I'm so, so sorry for what you're experiencing. I've only been married to my uBPDh for two years and he's only been seriously dysregulating for about 6 months so I can't even imagine 13 years.

From the sounds of things, my situation hasn't been as extreme as yours, but much of what you say rings true.

For instance, the scrutiny. H frequently complains that we're "boring" or I'm "boring." I'm pretty easy to please. I like going out to eat and doing stuff with friends, but I'm also perfectly happy spending the evening on the couch watching TV. That bugs him. I can eat the same thing two days in a row (if it's something I like). Drives him nuts. When he's in a mood, he'll make lots of passive-aggressive comments about it. Yet he can't come up with any ideas or solutions himself. For a long time, I would scramble around, trying to figure something out. Now, I just stay neutral but sympathetic and let him deal with it.

I've been criticized for not being adventurous enough sexually, for not being involved enough as a stepmother, for trying to be TOO involved as a stepmother, for choosing the wrong mac-and-cheese recipe for dinner, for "making" him buy the house we live in now (even though when we were looking, this one was the best/only option). The list goes on. When he's moody, I can't do anything right and I find myself agonizing over every decision I make, trying to think it through and whether it will set him off.

It's exhausting.

I pretty much just take the criticism. For a while, I argued back — not losing my temper, but just rationally explaining my side. I've mostly stopped doing that because it just gets him more worked up. I just stay calm and just nod or shrug or say something non-committal.

He's tried to separate me from my family but that is one thing I won't let happen.

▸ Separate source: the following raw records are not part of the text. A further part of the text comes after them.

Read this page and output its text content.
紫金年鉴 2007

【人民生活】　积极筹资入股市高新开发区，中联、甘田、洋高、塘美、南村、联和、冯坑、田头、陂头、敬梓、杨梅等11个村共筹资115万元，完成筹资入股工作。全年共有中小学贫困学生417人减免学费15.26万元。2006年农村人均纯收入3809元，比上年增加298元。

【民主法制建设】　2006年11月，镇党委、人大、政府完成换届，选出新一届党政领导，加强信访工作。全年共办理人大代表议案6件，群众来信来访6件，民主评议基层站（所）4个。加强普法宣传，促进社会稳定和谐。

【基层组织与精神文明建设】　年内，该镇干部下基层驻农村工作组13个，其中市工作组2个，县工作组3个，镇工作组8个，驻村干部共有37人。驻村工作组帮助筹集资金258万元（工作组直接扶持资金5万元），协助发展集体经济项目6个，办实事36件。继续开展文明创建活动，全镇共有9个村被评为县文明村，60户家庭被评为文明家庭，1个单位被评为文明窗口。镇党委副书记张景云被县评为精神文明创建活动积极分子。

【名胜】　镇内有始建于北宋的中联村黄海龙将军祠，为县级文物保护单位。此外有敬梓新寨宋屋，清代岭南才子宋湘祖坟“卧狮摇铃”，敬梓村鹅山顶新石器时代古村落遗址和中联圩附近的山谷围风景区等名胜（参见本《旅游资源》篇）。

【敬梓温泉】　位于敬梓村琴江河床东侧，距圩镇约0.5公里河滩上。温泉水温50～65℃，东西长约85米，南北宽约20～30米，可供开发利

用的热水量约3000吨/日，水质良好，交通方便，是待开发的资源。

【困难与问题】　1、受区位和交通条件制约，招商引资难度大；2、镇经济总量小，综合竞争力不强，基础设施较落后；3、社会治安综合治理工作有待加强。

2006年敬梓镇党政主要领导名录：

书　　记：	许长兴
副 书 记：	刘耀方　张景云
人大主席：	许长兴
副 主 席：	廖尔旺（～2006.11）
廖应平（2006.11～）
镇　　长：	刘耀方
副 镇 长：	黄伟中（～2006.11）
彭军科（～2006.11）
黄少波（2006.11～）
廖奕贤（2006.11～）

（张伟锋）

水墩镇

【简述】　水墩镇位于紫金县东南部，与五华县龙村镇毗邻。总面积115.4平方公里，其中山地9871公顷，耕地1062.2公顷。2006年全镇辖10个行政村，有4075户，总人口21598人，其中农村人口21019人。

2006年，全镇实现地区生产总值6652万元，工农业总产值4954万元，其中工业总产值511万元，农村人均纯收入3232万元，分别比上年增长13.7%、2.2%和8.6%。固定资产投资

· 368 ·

As for your fantasy, I've found myself doing the same thing — imagining being single again. But I wouldn't let him get everything. Anyway, in my case, H is verbally, emotionally and possibly financially abusive. I've been meeting with a counselor and have an escape plan in place. I've made copies of all important documents and locked them up in my desk at work. My parents and a couple of friends are aware of what's going on. I've thought through what I would want and need in case of a divorce or separation. Having those plans and thinking them through has really boosted my confidence and my resolve.

Not saying that's what you need to do. Only you can decide that. But sometimes thinking through the "what if" and working out a plan can make a situation less dire.